Stewardess guy: In the Netherlands people don’t dress like that.

–KLM flight to JFK

Man: Oh, man! Where have you been all my life?…Can I borrow your lighter?
Woman: Oh, thank goodness. I was like, “I’m flattered, but gay.”

–57th & 5th

Overheard by: (The) Heather Red

Hobo: Excuse me miss, but may I have some pussy?
Woman: Excuse me?
Hobo: Can I have some pussy?
Woman: I don’t know, I suggest that you call your mother.

–Thompson & Spring

Girl: Stop staring, pervert.
Guy: You ain’t all that hot.
Girl: I am not a hamburger! You can’t eat me!

–3 train

Overheard by: Jose

Man: Did anyone else notice my mother’s leopard print panties?

–1st Avenue & 10th Street

Girl on cell: Stop stealing Grandma’s condoms, you know she needs them more than you do. Do you want another mother?

–47th & 9th

Mom: Rules are so hard to keep track of and enforce. So I just don’t make any.

–Brooklyn Heights

Mom: Do you know what mental illness is? It’s not fun. You should know.

–F train

Guido on cell: My grandmother tore him a new asshole! You know what she’s like.

–Carroll Gardens

Overheard by: Vic Payback

Mom: Can we please watch the expletives? Did you hear what I said? Can we please watch the expletives?…Can you please stop giving me the finger?

–LIRR

Overheard by: CMichaels

Mom: Get out of the elevator, I want to look at the Marc Jacobs crap.

–Barney’s, Madison Avenue

Chick: This is the same boy who used to lick champagne massage oil off of my naked tits, and now he’s writing three page long internet odes to Ronald Reagan?

–171st & Broadway

Overheard by: Djlindee

Girl: Man if I had money, I’d be a classy bitch!

–Mona’s, Avenue B

Overheard by: Simon Mason

Guy on cell: I smoke weed, work, go to school, and fuck bitches. That’s what I do, man.

–18th between 5th and 6th

Guy: I got a great e-mail from my friend the other day. It said, “Let’s steal something. Call me.”

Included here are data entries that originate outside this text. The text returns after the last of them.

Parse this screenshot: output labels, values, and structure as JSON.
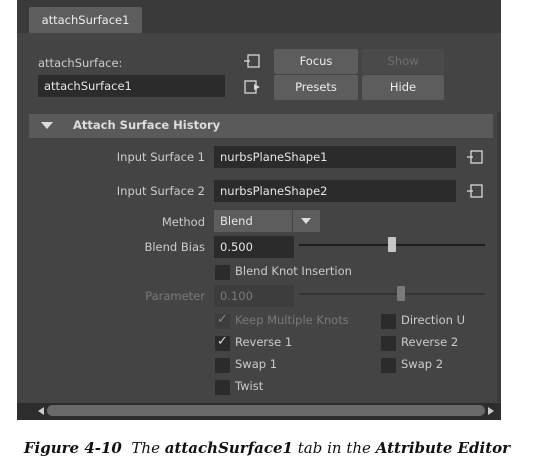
{
  "tab": {
    "label": "attachSurface1"
  },
  "node": {
    "type_label": "attachSurface:",
    "name_value": "attachSurface1"
  },
  "buttons": {
    "focus": "Focus",
    "show": "Show",
    "presets": "Presets",
    "hide": "Hide"
  },
  "section": {
    "title": "Attach Surface History"
  },
  "attrs": {
    "input_surface_1_label": "Input Surface 1",
    "input_surface_1_value": "nurbsPlaneShape1",
    "input_surface_2_label": "Input Surface 2",
    "input_surface_2_value": "nurbsPlaneShape2",
    "method_label": "Method",
    "method_value": "Blend",
    "blend_bias_label": "Blend Bias",
    "blend_bias_value": "0.500",
    "blend_bias_slider_fraction": 0.5,
    "blend_knot_insertion_label": "Blend Knot Insertion",
    "blend_knot_insertion_checked": false,
    "parameter_label": "Parameter",
    "parameter_value": "0.100",
    "parameter_slider_fraction": 0.55,
    "keep_multiple_knots_label": "Keep Multiple Knots",
    "keep_multiple_knots_checked": true,
    "direction_u_label": "Direction U",
    "direction_u_checked": false,
    "reverse1_label": "Reverse 1",
    "reverse1_checked": true,
    "reverse2_label": "Reverse 2",
    "reverse2_checked": false,
    "swap1_label": "Swap 1",
    "swap1_checked": false,
    "swap2_label": "Swap 2",
    "swap2_checked": false,
    "twist_label": "Twist",
    "twist_checked": false
  },
  "caption": {
    "figure": "Figure 4-10",
    "pre": "The",
    "tab_name": "attachSurface1",
    "mid": "tab in the",
    "editor": "Attribute Editor"
  },
  "icons": {
    "focus_icon": "input-output-icon",
    "presets_icon": "arrow-out-icon",
    "input_connect_icon": "connection-icon",
    "dropdown_icon": "triangle-down-icon",
    "section_toggle_icon": "triangle-down-icon"
  },
  "colors": {
    "panel_bg": "#444444",
    "field_bg": "#2b2b2b",
    "button_bg": "#5d5d5d",
    "section_bg": "#5a5a5a"
  }
}
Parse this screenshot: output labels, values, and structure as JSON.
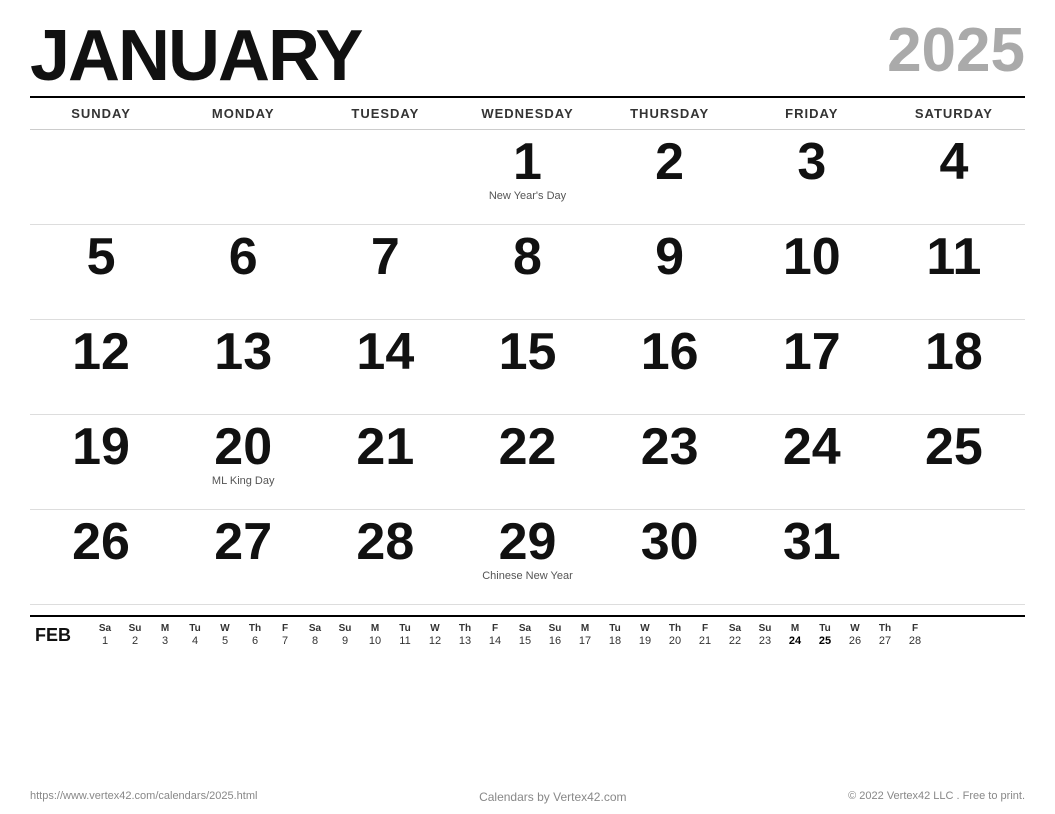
{
  "header": {
    "month": "JANUARY",
    "year": "2025"
  },
  "dayHeaders": [
    "SUNDAY",
    "MONDAY",
    "TUESDAY",
    "WEDNESDAY",
    "THURSDAY",
    "FRIDAY",
    "SATURDAY"
  ],
  "weeks": [
    [
      {
        "day": "",
        "event": ""
      },
      {
        "day": "",
        "event": ""
      },
      {
        "day": "",
        "event": ""
      },
      {
        "day": "1",
        "event": "New Year's Day"
      },
      {
        "day": "2",
        "event": ""
      },
      {
        "day": "3",
        "event": ""
      },
      {
        "day": "4",
        "event": ""
      }
    ],
    [
      {
        "day": "5",
        "event": ""
      },
      {
        "day": "6",
        "event": ""
      },
      {
        "day": "7",
        "event": ""
      },
      {
        "day": "8",
        "event": ""
      },
      {
        "day": "9",
        "event": ""
      },
      {
        "day": "10",
        "event": ""
      },
      {
        "day": "11",
        "event": ""
      }
    ],
    [
      {
        "day": "12",
        "event": ""
      },
      {
        "day": "13",
        "event": ""
      },
      {
        "day": "14",
        "event": ""
      },
      {
        "day": "15",
        "event": ""
      },
      {
        "day": "16",
        "event": ""
      },
      {
        "day": "17",
        "event": ""
      },
      {
        "day": "18",
        "event": ""
      }
    ],
    [
      {
        "day": "19",
        "event": ""
      },
      {
        "day": "20",
        "event": "ML King Day"
      },
      {
        "day": "21",
        "event": ""
      },
      {
        "day": "22",
        "event": ""
      },
      {
        "day": "23",
        "event": ""
      },
      {
        "day": "24",
        "event": ""
      },
      {
        "day": "25",
        "event": ""
      }
    ],
    [
      {
        "day": "26",
        "event": ""
      },
      {
        "day": "27",
        "event": ""
      },
      {
        "day": "28",
        "event": ""
      },
      {
        "day": "29",
        "event": "Chinese New Year"
      },
      {
        "day": "30",
        "event": ""
      },
      {
        "day": "31",
        "event": ""
      },
      {
        "day": "",
        "event": ""
      }
    ]
  ],
  "miniCalendar": {
    "label": "FEB",
    "weeks": [
      {
        "headers": [
          "Sa",
          "Su",
          "M",
          "Tu",
          "W",
          "Th",
          "F",
          "Sa",
          "Su",
          "M",
          "Tu",
          "W",
          "Th",
          "F",
          "Sa",
          "Su",
          "M",
          "Tu",
          "W",
          "Th",
          "F",
          "Sa",
          "Su",
          "M",
          "Tu",
          "W",
          "Th",
          "F"
        ],
        "days": [
          "1",
          "2",
          "3",
          "4",
          "5",
          "6",
          "7",
          "8",
          "9",
          "10",
          "11",
          "12",
          "13",
          "14",
          "15",
          "16",
          "17",
          "18",
          "19",
          "20",
          "21",
          "22",
          "23",
          "24",
          "25",
          "26",
          "27",
          "28"
        ]
      }
    ],
    "boldDays": [
      "24",
      "25"
    ]
  },
  "footer": {
    "left": "https://www.vertex42.com/calendars/2025.html",
    "center": "Calendars by Vertex42.com",
    "right": "© 2022 Vertex42 LLC . Free to print."
  }
}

–Old Town Bar, 18th Street

Overheard by: LMF

Chick: It’s amazing how much more tip you’ll get if you let them fondle your nipples for a little.

–Soho party

Suit: You tell him I don’t spend $4 million on a piece of shit! You tell him to shut the fuck up…in a nice way.

–38th & 7th

Overheard by: Krados

Man on cell: Fuck you! I have a website you can go to, it’s called www.getbitchslappedyoufuckingbitch.com. Or how about www.fuckthisshityoufuckingwhore.net.com?

–54th between 8th & Broadway

Mom: Come on now, we going outside, you can do it there, OK?…He was gonna pee-pee right here on the step. Fuck that!

–137th Street station

Overheard by: Amanda Nazario

White woman: You see why I don’t live in Manhattan, especially on the Upper East Side.
White man: Why is that?
White woman: Too many freaking dogs. Everybody and their mother have a goddamn dog. The Upper East Side smells like dog shit and these people will not clean up after their dogs.
White man: I know what you mean. Too many dogs.
White woman: These people should be shot for not cleaning up after their dogs. They should not be allowed to own an animal if they can’t clean up after it. What, rich and snobbish people aren’t allowed to pick up dog crap, is that it?
White man: Well, at least the West Side is not so bad.
White woman: I’m not sure it is any better.